Ray Stevenson (minus Volstagg fat suit) wears the skull emblem with pride, killing almost everybody he comes across in highly violent ways. After wiping out a bunch of mobsters he leaves Billy Russoti for dead, being ground up in a glass-crushing machine. However, Russoti doesn’t die and gets put back together as comic book villain Jigsaw. The mobster recruits his deranged brother Loony Bin Jim and an army of assorted criminals from various gangs as hired muscle. He even goes so far as to kidnap Frank’s “friend” Micro and the widow and daughter of a cop Frank accidentally killed. It’s up to Frank to do what he does best: punish the guilty. In this case, more violently than ever.
So what went wrong?
Strangely, very little. It’s a throwback to the hardcore ultra-violent action movies of the ’80s, and if it had come out then it could have been a classic. But it didn’t. It tanked at the box office, although it’s picked up a cult following regardless. The storyline of Frank’s guilt over killing an innocent man is well handled and the performances are good, while Ray Stevenson looks and acts the part to perfection. If you want a gleefully violent movie then it’s a guilty pleasure.
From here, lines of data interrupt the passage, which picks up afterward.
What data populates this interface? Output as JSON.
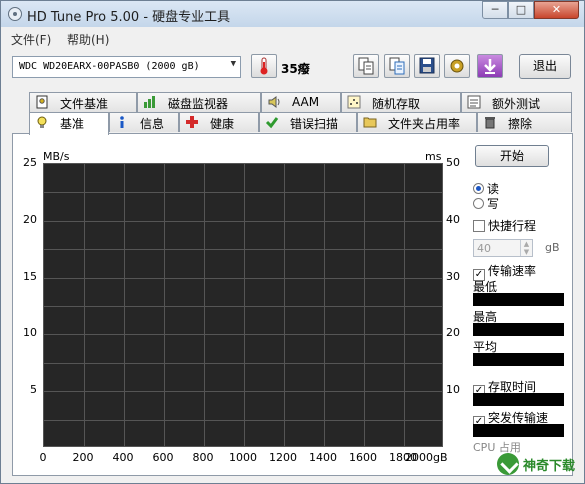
{
  "window": {
    "title": "HD Tune Pro 5.00 - 硬盘专业工具",
    "min": "─",
    "max": "□",
    "close": "✕"
  },
  "menu": {
    "file": "文件(F)",
    "help": "帮助(H)"
  },
  "toolbar": {
    "drive": "WDC     WD20EARX-00PASB0 (2000 gB)",
    "temperature": "35癈",
    "exit": "退出",
    "icons": [
      "copy-icon",
      "copy-text-icon",
      "save-icon",
      "settings-icon",
      "download-icon"
    ]
  },
  "tabs": {
    "row1": [
      "文件基准",
      "磁盘监视器",
      "AAM",
      "随机存取",
      "额外测试"
    ],
    "row2": [
      "基准",
      "信息",
      "健康",
      "错误扫描",
      "文件夹占用率",
      "擦除"
    ],
    "active": "基准"
  },
  "chart_data": {
    "type": "line",
    "ylabel_left": "MB/s",
    "ylabel_right": "ms",
    "yticks_left": [
      "25",
      "20",
      "15",
      "10",
      "5"
    ],
    "yticks_right": [
      "50",
      "40",
      "30",
      "20",
      "10"
    ],
    "xticks": [
      "0",
      "200",
      "400",
      "600",
      "800",
      "1000",
      "1200",
      "1400",
      "1600",
      "1800",
      "2000gB"
    ],
    "ylim_left": [
      0,
      25
    ],
    "ylim_right": [
      0,
      50
    ],
    "xlim": [
      0,
      2000
    ],
    "series": [],
    "grid": true,
    "background": "#262626"
  },
  "side": {
    "start": "开始",
    "read": "读",
    "write": "写",
    "short_stroke": "快捷行程",
    "short_stroke_value": "40",
    "short_stroke_unit": "gB",
    "transfer_rate": "传输速率",
    "min": "最低",
    "max": "最高",
    "avg": "平均",
    "access_time": "存取时间",
    "burst_rate": "突发传输速",
    "cpu": "CPU 占用"
  },
  "watermark": {
    "text": "神奇下载"
  }
}
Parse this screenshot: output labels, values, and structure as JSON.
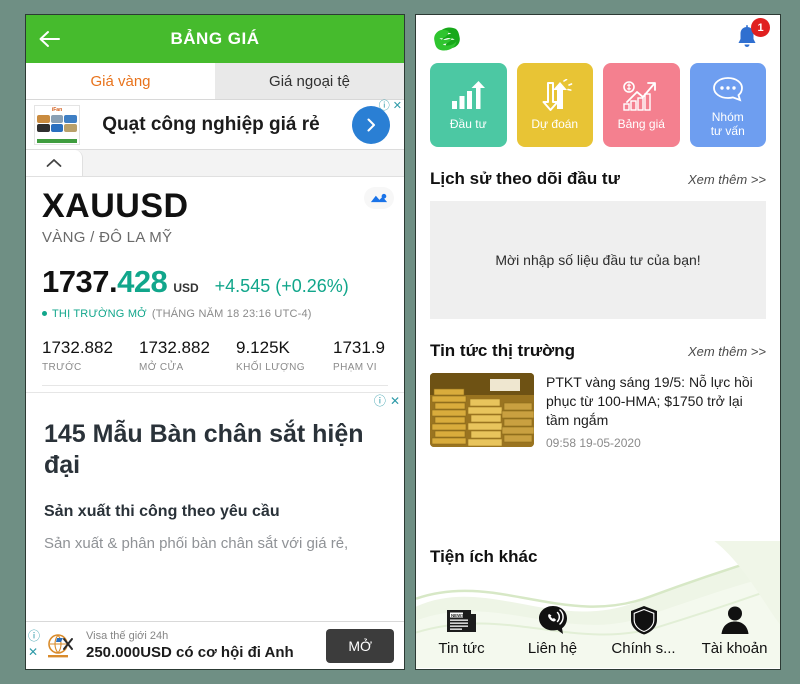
{
  "background_color": "#6f8f84",
  "left_panel": {
    "appbar": {
      "title": "BẢNG GIÁ",
      "back_icon": "arrow-left-icon",
      "color": "#46bb2d"
    },
    "tabs": [
      {
        "label": "Giá vàng",
        "active": true
      },
      {
        "label": "Giá ngoại tệ",
        "active": false
      }
    ],
    "top_ad": {
      "brand": "iFan",
      "headline": "Quạt công nghiệp giá rẻ",
      "cta_icon": "chevron-right-icon",
      "info_icon": "info-icon",
      "close_icon": "close-icon"
    },
    "collapse_icon": "chevron-up-icon",
    "quote": {
      "symbol": "XAUUSD",
      "description": "VÀNG / ĐÔ LA MỸ",
      "price_integer": "1737.",
      "price_decimal": "428",
      "currency": "USD",
      "change": "+4.545 (+0.26%)",
      "change_color": "#11a68b",
      "market_status": "THỊ TRƯỜNG MỞ",
      "market_time": "(THÁNG NĂM 18 23:16 UTC-4)",
      "chart_badge_icon": "mountain-chart-icon",
      "stats": [
        {
          "value": "1732.882",
          "label": "TRƯỚC"
        },
        {
          "value": "1732.882",
          "label": "MỞ CỬA"
        },
        {
          "value": "9.125K",
          "label": "KHỐI LƯỢNG"
        },
        {
          "value": "1731.9",
          "label": "PHẠM VI"
        }
      ]
    },
    "big_ad": {
      "title": "145 Mẫu Bàn chân sắt hiện đại",
      "subtitle": "Sản xuất thi công theo yêu cầu",
      "body": "Sản xuất & phân phối bàn chân sắt với giá rẻ,",
      "info_icon": "info-icon",
      "close_icon": "close-icon"
    },
    "bottom_ad": {
      "line1": "Visa thế giới 24h",
      "line2": "250.000USD có cơ hội đi Anh",
      "button": "MỞ",
      "info_icon": "info-icon",
      "close_icon": "close-icon"
    }
  },
  "right_panel": {
    "header": {
      "logo_icon": "app-logo-icon",
      "bell_icon": "bell-icon",
      "notification_count": "1",
      "badge_color": "#e02020"
    },
    "tiles": [
      {
        "label": "Đầu tư",
        "color": "#4cc8a3",
        "icon": "bar-chart-up-icon"
      },
      {
        "label": "Dự đoán",
        "color": "#e8c435",
        "icon": "arrow-down-up-icon"
      },
      {
        "label": "Bảng giá",
        "color": "#f4808f",
        "icon": "price-chart-icon"
      },
      {
        "label": "Nhóm\ntư vấn",
        "color": "#6e9ef0",
        "icon": "chat-bubble-icon"
      }
    ],
    "history_section": {
      "title": "Lịch sử theo dõi đầu tư",
      "more": "Xem thêm >>",
      "empty_message": "Mời nhập số liệu đầu tư của bạn!"
    },
    "news_section": {
      "title": "Tin tức thị trường",
      "more": "Xem thêm >>",
      "items": [
        {
          "thumb": "gold-bars-image",
          "title": "PTKT vàng sáng 19/5: Nỗ lực hồi phục từ 100-HMA; $1750 trở lại tầm ngắm",
          "time": "09:58 19-05-2020"
        }
      ]
    },
    "utilities_section": {
      "title": "Tiện ích khác",
      "items": [
        {
          "label": "Tin tức",
          "icon": "newspaper-icon"
        },
        {
          "label": "Liên hệ",
          "icon": "phone-chat-icon"
        },
        {
          "label": "Chính s...",
          "icon": "shield-icon"
        },
        {
          "label": "Tài khoản",
          "icon": "user-icon"
        }
      ]
    }
  }
}
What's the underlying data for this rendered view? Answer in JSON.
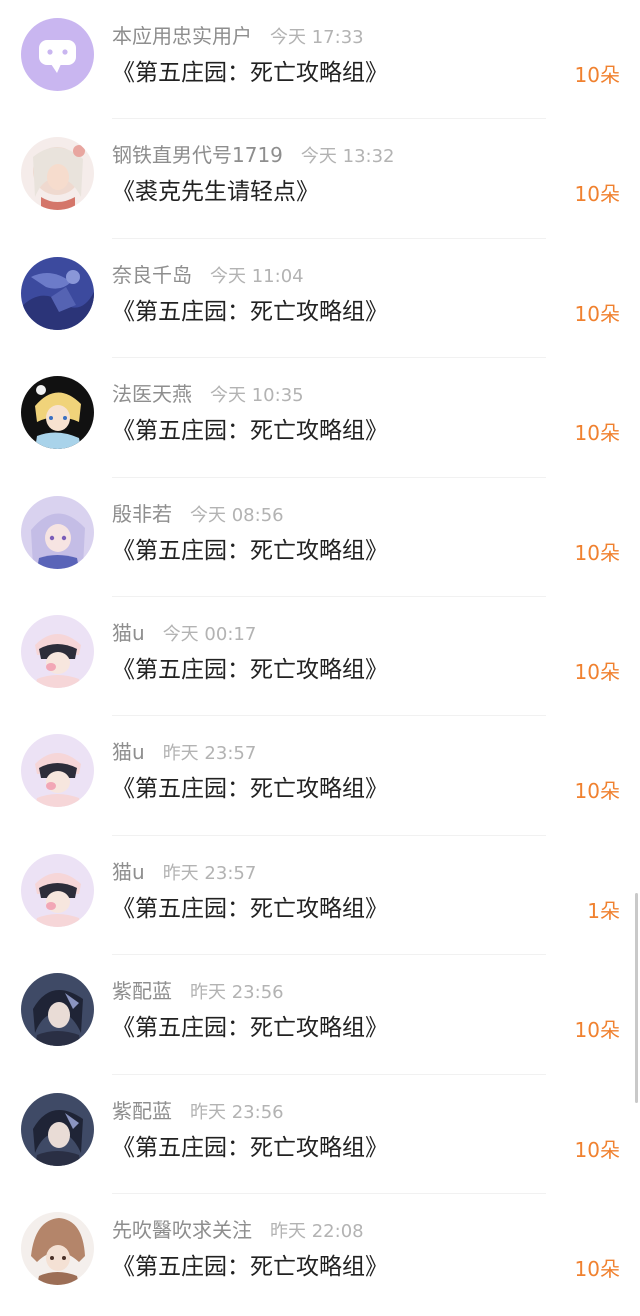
{
  "items": [
    {
      "user": "本应用忠实用户",
      "time": "今天 17:33",
      "title": "《第五庄园：死亡攻略组》",
      "count": "10朵",
      "avatar": "app-mascot-avatar"
    },
    {
      "user": "钢铁直男代号1719",
      "time": "今天 13:32",
      "title": "《裘克先生请轻点》",
      "count": "10朵",
      "avatar": "anime-girl-avatar"
    },
    {
      "user": "奈良千岛",
      "time": "今天 11:04",
      "title": "《第五庄园：死亡攻略组》",
      "count": "10朵",
      "avatar": "blue-scene-avatar"
    },
    {
      "user": "法医天燕",
      "time": "今天 10:35",
      "title": "《第五庄园：死亡攻略组》",
      "count": "10朵",
      "avatar": "blonde-character-avatar"
    },
    {
      "user": "殷非若",
      "time": "今天 08:56",
      "title": "《第五庄园：死亡攻略组》",
      "count": "10朵",
      "avatar": "silver-hair-girl-avatar"
    },
    {
      "user": "猫u",
      "time": "今天 00:17",
      "title": "《第五庄园：死亡攻略组》",
      "count": "10朵",
      "avatar": "pink-pig-boy-avatar"
    },
    {
      "user": "猫u",
      "time": "昨天 23:57",
      "title": "《第五庄园：死亡攻略组》",
      "count": "10朵",
      "avatar": "pink-pig-boy-avatar"
    },
    {
      "user": "猫u",
      "time": "昨天 23:57",
      "title": "《第五庄园：死亡攻略组》",
      "count": "1朵",
      "avatar": "pink-pig-boy-avatar"
    },
    {
      "user": "紫配蓝",
      "time": "昨天 23:56",
      "title": "《第五庄园：死亡攻略组》",
      "count": "10朵",
      "avatar": "dark-hair-man-avatar"
    },
    {
      "user": "紫配蓝",
      "time": "昨天 23:56",
      "title": "《第五庄园：死亡攻略组》",
      "count": "10朵",
      "avatar": "dark-hair-man-avatar"
    },
    {
      "user": "先吹醫吹求关注",
      "time": "昨天 22:08",
      "title": "《第五庄园：死亡攻略组》",
      "count": "10朵",
      "avatar": "hooded-character-avatar"
    }
  ],
  "colors": {
    "accent": "#f0812f",
    "username": "#8e8e8e",
    "time": "#b3b3b3",
    "title": "#222222"
  }
}
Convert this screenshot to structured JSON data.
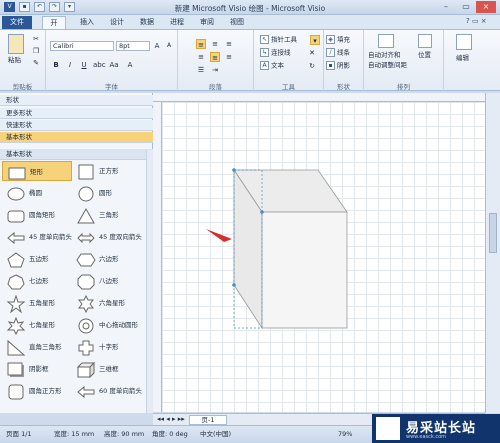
{
  "window": {
    "title": "新建 Microsoft Visio 绘图 - Microsoft Visio"
  },
  "tabs": {
    "file": "文件",
    "home": "开始",
    "insert": "插入",
    "design": "设计",
    "data": "数据",
    "process": "进程",
    "review": "审阅",
    "view": "视图"
  },
  "ribbon": {
    "clipboard": {
      "paste": "粘贴",
      "label": "剪贴板"
    },
    "font": {
      "name": "Calibri",
      "size": "8pt",
      "label": "字体"
    },
    "paragraph": {
      "label": "段落"
    },
    "tools": {
      "pointer": "指针工具",
      "connector": "连接线",
      "text": "文本",
      "label": "工具"
    },
    "shape": {
      "fill": "填充",
      "line": "线条",
      "shadow": "阴影",
      "label": "形状"
    },
    "arrange": {
      "align": "自动对齐和",
      "space": "自动调整间距",
      "position": "位置",
      "label": "排列"
    },
    "edit": {
      "label": "编辑"
    }
  },
  "pane": {
    "shapes": "形状",
    "more": "更多形状",
    "quick": "快速形状",
    "basic": "基本形状",
    "section": "基本形状",
    "items": [
      "矩形",
      "正方形",
      "椭圆",
      "圆形",
      "圆角矩形",
      "三角形",
      "45 度单向箭头",
      "45 度双向箭头",
      "五边形",
      "六边形",
      "七边形",
      "八边形",
      "五角星形",
      "六角星形",
      "七角星形",
      "中心拖动圆形",
      "直角三角形",
      "十字形",
      "阴影框",
      "三维框",
      "圆角正方形",
      "60 度单向箭头"
    ]
  },
  "pagetab": "页-1",
  "status": {
    "page": "页面 1/1",
    "width": "宽度: 15 mm",
    "height": "高度: 90 mm",
    "angle": "角度: 0 deg",
    "lang": "中文(中国)",
    "zoom": "79%"
  },
  "watermark": {
    "brand": "易采站长站",
    "url": "www.easck.com"
  }
}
Are you sick of all those parkour free-running henchmen that movies have been throwing at us since Casino Royale? So’s Frank Castle. His solution is to get them in his sights one night as they leap from rooftop to rooftop and pull the trigger… of his rocket launcher. The resulting mid-air explosion is a gory joy to behold.
So what’s the solution?
Does he have a future in film? War Zone wasn’t really that bad, and it’s a shame it failed. Marvel really shouldn’t count him out though, and it would be good to see him occasionally showing up in the background of a couple of Marvel films to remind us that he’s still around.
For me though the best adaptation was the PS2 game that they made, called The Punisher.
Featuring a better plot than any of the films and more violence than War Zone, it was wonderful to step into Frank’s combat boots. It had him interact with characters like Nick Fury and the Black Widow, square off against Bullseye, meet up with Matt “Daredevil” Murdock when he needs a lawyer after being arrested, and even get into a gunfight at Stark Industries while Iron Man’s off grandstanding in the background. Now if that were a movie, I’d watch it. I probably wouldn’t be the only one.
Oh, and for the record… the best moment?
After Frank has saved Stark’s building from the attack and made his escape, Iron Man is told of Frank’s involvement… and says that he needs a drink.